Nurses have always been important but are becoming even more important for a variety of reasons, including changes in the law and industry trends. Nurses are an integral part of a patient’s medical team and are consulted along with the primary care doctor, physical and occupational therapists, pharmacists, and more. Nurses are also increasingly taking on an advocacy role, studying patient histories and catching mistakes in medications.

They’re also doing more in-home care, due to health insurance trends towards shorter hospital stays.

And nurse practitioners can write prescriptions and do some of the more routine tasks that doctors usually do, thereby easing some of the pressures on the system and filling the gap left by the decreasing number of family doctors and general practitioners.

Nurses aren’t just generalists anymore. All require continuing education, and many require certification in a specialty, such as surgery, pediatrics or trauma. As was recently reported in the Reading Eagle, some nurses even are trained in the specialty of collecting forensic evidence from rape victims to be used by law enforcement in court cases.
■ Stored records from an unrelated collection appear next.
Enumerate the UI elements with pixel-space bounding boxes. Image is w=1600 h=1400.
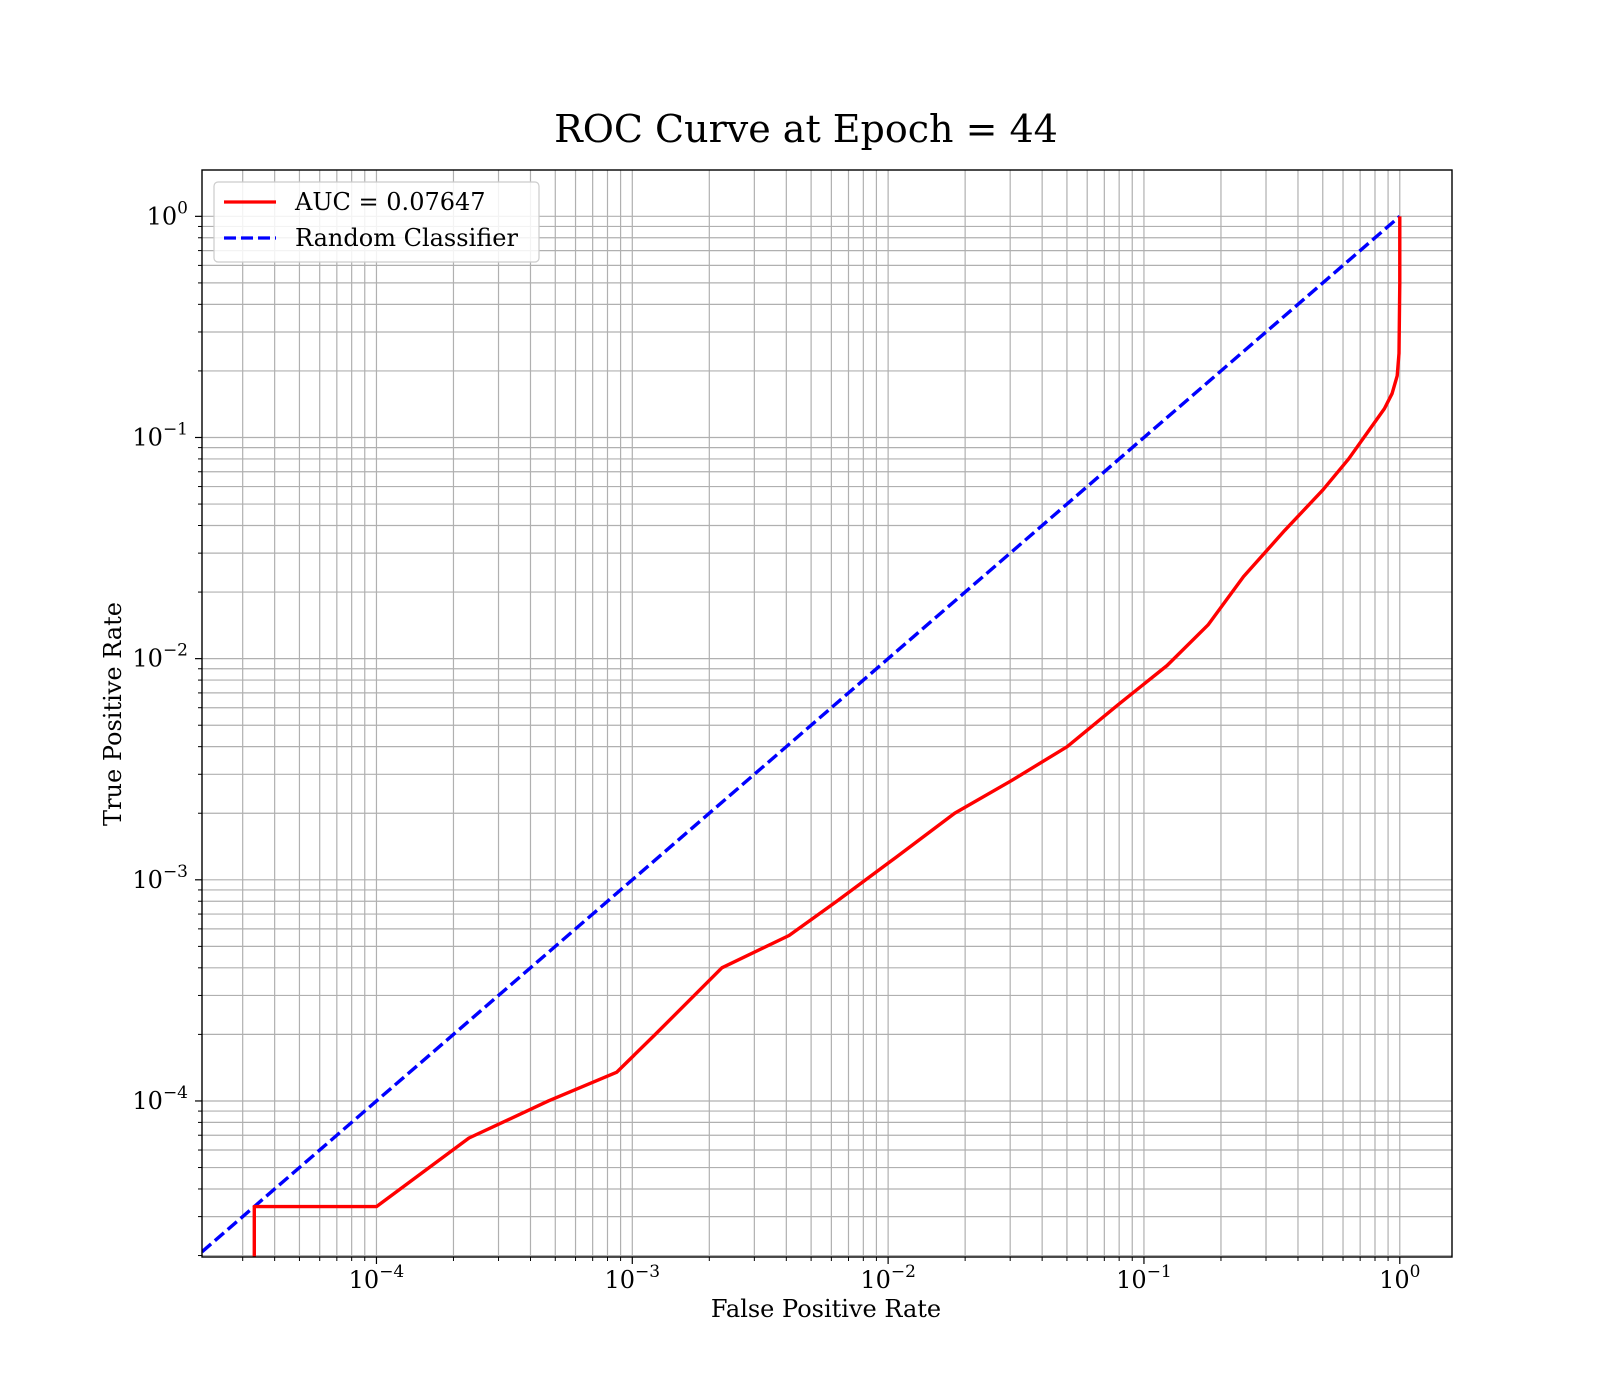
x-tick-base: 10: [349, 1266, 380, 1294]
x-tick-exponent: −3: [635, 1262, 660, 1282]
y-tick-label: 10−1: [132, 419, 188, 451]
x-tick-label: 100: [1379, 1262, 1420, 1294]
x-tick-label: 10−2: [860, 1262, 916, 1294]
plot-series: [202, 215, 1402, 1257]
legend-box: [213, 181, 540, 263]
legend-label-random: Random Classifier: [295, 224, 518, 252]
x-tick-base: 10: [860, 1266, 891, 1294]
x-tick-label: 10−3: [604, 1262, 660, 1294]
y-tick-label: 100: [147, 198, 188, 230]
y-tick-base: 10: [132, 423, 163, 451]
x-tick-base: 10: [1116, 1266, 1147, 1294]
y-tick-exponent: −3: [163, 862, 188, 882]
y-tick-label: 10−3: [132, 862, 188, 894]
y-tick-base: 10: [147, 202, 178, 230]
y-tick-base: 10: [132, 866, 163, 894]
y-tick-exponent: −1: [163, 419, 188, 439]
chart-title: ROC Curve at Epoch = 44: [554, 107, 1058, 151]
y-tick-exponent: −2: [163, 641, 188, 661]
x-tick-exponent: 0: [1410, 1262, 1421, 1282]
y-tick-base: 10: [132, 645, 163, 673]
x-tick-label: 10−1: [1116, 1262, 1172, 1294]
x-tick-base: 10: [604, 1266, 635, 1294]
x-axis-label: False Positive Rate: [711, 1295, 941, 1323]
legend: AUC = 0.07647 Random Classifier: [213, 181, 540, 263]
roc-curve-line: [252, 216, 1402, 1257]
x-tick-label: 10−4: [349, 1262, 405, 1294]
grid-lines: [202, 170, 1452, 1257]
y-axis-label: True Positive Rate: [99, 602, 127, 826]
y-tick-base: 10: [132, 1087, 163, 1115]
x-tick-exponent: −1: [1147, 1262, 1172, 1282]
random-classifier-line: [202, 215, 1401, 1254]
x-tick-exponent: −2: [891, 1262, 916, 1282]
x-tick-base: 10: [1379, 1266, 1410, 1294]
y-tick-exponent: 0: [177, 198, 188, 218]
y-tick-label: 10−4: [132, 1083, 188, 1115]
legend-label-auc: AUC = 0.07647: [294, 188, 486, 216]
y-tick-exponent: −4: [163, 1083, 188, 1103]
plot-frame: [201, 169, 1453, 1258]
x-tick-labels: 10−4 10−3 10−2 10−1 100: [349, 1262, 1421, 1294]
y-tick-label: 10−2: [132, 641, 188, 673]
x-tick-exponent: −4: [379, 1262, 404, 1282]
Along with all the other changes in the profession, technology has changed nursing in ways that still are being measured.

As The New York Times reported in January: “In just a few years, technology has revolutionized what it means to go to nursing school, in ways more basic – and less obvious to the patient – than learning how to use the latest medical equipment.
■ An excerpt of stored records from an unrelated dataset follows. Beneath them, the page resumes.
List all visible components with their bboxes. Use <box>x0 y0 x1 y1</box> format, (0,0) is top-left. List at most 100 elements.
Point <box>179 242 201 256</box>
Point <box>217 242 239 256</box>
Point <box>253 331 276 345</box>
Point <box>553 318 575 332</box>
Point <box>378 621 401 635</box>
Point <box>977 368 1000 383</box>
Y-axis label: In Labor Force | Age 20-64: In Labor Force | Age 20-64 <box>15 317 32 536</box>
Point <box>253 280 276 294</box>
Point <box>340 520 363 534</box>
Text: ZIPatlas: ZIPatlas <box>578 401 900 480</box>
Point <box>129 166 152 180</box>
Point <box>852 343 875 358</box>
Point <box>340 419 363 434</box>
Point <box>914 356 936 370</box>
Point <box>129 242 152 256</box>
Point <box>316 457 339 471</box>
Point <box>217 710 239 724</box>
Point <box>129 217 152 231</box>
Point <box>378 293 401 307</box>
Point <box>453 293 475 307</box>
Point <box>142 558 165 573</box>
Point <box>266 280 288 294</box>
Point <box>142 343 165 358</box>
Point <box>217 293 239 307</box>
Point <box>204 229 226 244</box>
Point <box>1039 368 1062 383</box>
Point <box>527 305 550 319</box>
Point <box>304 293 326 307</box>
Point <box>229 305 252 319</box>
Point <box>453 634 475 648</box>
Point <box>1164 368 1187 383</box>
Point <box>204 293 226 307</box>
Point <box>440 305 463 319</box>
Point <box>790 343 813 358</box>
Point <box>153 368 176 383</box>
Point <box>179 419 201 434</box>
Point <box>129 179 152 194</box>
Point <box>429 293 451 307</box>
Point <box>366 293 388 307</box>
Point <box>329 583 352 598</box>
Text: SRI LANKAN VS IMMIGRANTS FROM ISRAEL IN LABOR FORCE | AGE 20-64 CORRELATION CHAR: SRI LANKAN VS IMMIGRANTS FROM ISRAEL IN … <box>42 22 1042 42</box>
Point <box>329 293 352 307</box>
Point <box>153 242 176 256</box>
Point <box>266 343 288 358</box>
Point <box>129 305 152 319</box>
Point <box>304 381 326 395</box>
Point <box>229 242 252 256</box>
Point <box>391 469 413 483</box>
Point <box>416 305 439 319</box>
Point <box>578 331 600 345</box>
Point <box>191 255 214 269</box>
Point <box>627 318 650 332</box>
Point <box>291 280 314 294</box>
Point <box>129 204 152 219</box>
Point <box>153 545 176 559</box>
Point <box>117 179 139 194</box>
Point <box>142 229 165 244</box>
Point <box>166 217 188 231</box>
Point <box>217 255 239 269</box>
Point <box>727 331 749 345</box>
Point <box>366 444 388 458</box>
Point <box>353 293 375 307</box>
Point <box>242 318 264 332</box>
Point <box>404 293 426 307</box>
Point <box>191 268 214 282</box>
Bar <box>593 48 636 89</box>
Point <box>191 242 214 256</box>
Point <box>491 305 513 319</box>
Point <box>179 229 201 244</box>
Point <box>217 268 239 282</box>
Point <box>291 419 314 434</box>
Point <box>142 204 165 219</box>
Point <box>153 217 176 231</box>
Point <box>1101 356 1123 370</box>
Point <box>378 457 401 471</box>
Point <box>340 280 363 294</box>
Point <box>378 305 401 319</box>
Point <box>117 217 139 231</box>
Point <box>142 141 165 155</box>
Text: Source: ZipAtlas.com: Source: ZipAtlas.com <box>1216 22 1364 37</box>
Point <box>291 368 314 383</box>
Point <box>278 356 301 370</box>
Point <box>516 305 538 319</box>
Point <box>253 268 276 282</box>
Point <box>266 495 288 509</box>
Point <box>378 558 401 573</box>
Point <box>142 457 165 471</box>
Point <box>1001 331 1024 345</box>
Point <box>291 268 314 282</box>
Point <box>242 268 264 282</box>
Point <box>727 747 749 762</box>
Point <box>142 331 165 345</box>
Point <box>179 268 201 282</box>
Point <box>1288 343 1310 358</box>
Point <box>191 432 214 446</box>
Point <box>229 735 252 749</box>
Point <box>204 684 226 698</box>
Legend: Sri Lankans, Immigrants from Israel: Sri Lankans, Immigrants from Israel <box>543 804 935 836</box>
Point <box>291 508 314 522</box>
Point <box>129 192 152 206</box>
“Nursing schools use increasingly sophisticated mannequins to provide realistic but risk-free experience; in the online world Second Life, students’ avatars visit digital clinics to assess digital patients.

“But the most profound recent change is a move away from the profession’s dependence on committing vast amounts of information to memory. It is not that nurses need to know less, educators say, but that the amount of essential data has exploded.”

We hope that the use of technology doesn’t replace the personal care members of the nursing profession are known for and that attracts men and women to the profession.

It is that personal care that we and other members of the health care profession depend on.